Interpretable AI Helps Predict the Effectiveness of Immunotherapy

NCI’s Center for Cancer Research (CCR) recently unveiled two new artificial intelligence (AI) models to help predict the patients who are most likely to benefit from immunotherapy. Both patients and physicians can use these AI models, along with some basic clinical information, to gauge response to checkpoint inhibitors.

Most importantly, you don’t have to wonder how the models reach their conclusions—the so-called “black box.” Indeed, rather than a black box that’s hard to decipher, these models rely on “white boxes” with inputs and outputs that are easy to interpret and understand.

The researchers developed two LORIS (or “logistic regression-based immunotherapy-response score”) models for forecasting how patients will respond to checkpoint inhibitors. The first model, a pan-cancer model, is more generalizable and applies across various cancer types. The second model specifically targets patients with advanced, non-small cell, lung cancer (which is one of the world’s largest and most lethal cancer types).

Read NCI’s press release for more information.

You can also try out the LORIS web-based tool. To access the code (in Python and R), visit GitHub and Zenodo.

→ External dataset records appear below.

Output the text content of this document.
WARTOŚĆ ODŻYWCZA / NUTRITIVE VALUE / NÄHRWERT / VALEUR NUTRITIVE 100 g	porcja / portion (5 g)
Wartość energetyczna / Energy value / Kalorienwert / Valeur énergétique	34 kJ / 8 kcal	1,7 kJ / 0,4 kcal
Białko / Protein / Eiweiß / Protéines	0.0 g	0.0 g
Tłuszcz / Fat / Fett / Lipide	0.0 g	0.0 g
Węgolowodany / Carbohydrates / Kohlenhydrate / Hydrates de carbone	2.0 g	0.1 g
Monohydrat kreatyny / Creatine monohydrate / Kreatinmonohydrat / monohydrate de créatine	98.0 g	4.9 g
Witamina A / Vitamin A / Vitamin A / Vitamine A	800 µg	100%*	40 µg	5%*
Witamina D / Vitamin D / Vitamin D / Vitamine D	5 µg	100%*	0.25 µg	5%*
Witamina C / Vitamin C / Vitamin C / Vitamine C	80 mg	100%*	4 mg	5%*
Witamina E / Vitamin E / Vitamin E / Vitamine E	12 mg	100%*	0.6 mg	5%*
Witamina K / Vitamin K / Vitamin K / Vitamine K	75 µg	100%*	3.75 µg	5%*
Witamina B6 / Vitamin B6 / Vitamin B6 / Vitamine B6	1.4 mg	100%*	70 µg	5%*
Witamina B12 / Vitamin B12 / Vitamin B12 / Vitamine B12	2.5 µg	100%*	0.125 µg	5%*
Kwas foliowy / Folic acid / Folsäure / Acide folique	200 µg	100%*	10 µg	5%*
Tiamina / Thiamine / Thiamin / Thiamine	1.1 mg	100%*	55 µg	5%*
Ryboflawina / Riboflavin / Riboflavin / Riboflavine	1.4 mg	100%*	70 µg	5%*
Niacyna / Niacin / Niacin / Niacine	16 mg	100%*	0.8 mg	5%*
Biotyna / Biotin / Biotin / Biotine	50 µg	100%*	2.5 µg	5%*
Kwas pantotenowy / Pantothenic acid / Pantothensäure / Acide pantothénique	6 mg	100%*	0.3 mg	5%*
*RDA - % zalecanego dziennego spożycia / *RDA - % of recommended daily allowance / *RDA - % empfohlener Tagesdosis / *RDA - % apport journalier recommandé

According to the study authors, LORIS outperformed current models in both predicting patient responses and identifying those who were most likely to respond to therapy. Moreover, using the models, the researchers found that even patients previously thought to be poor candidates for checkpoint inhibitors (i.e., those with low tumor mutational burden or PD-L1 expression) could indeed benefit from this therapy. This finding opens the doors of immunotherapy to a much wider population.

In addition, thanks to the white-box nature of LORIS, the researchers were able to gain clues to characteristics that might impact a patient’s response to immunotherapy. According to Dr. Tiangen Chang, the first author of this study, “In both models, we found that prior systemic treatment, such as using chemotherapy as a first-line treatment, could hamper the efficacy of immunotherapy at a later date.”

Dr. Eytan Ruppin from NCI’s CCR and a corresponding author, added, “What we’re learning from LORIS is only the beginning. With advances in large language models, along with comprehensive, multi-omics data, we can expect to gain even more insight into personalizing precision therapy in the future. One of the critical factors to accelerate this process is the sharing of data and code.”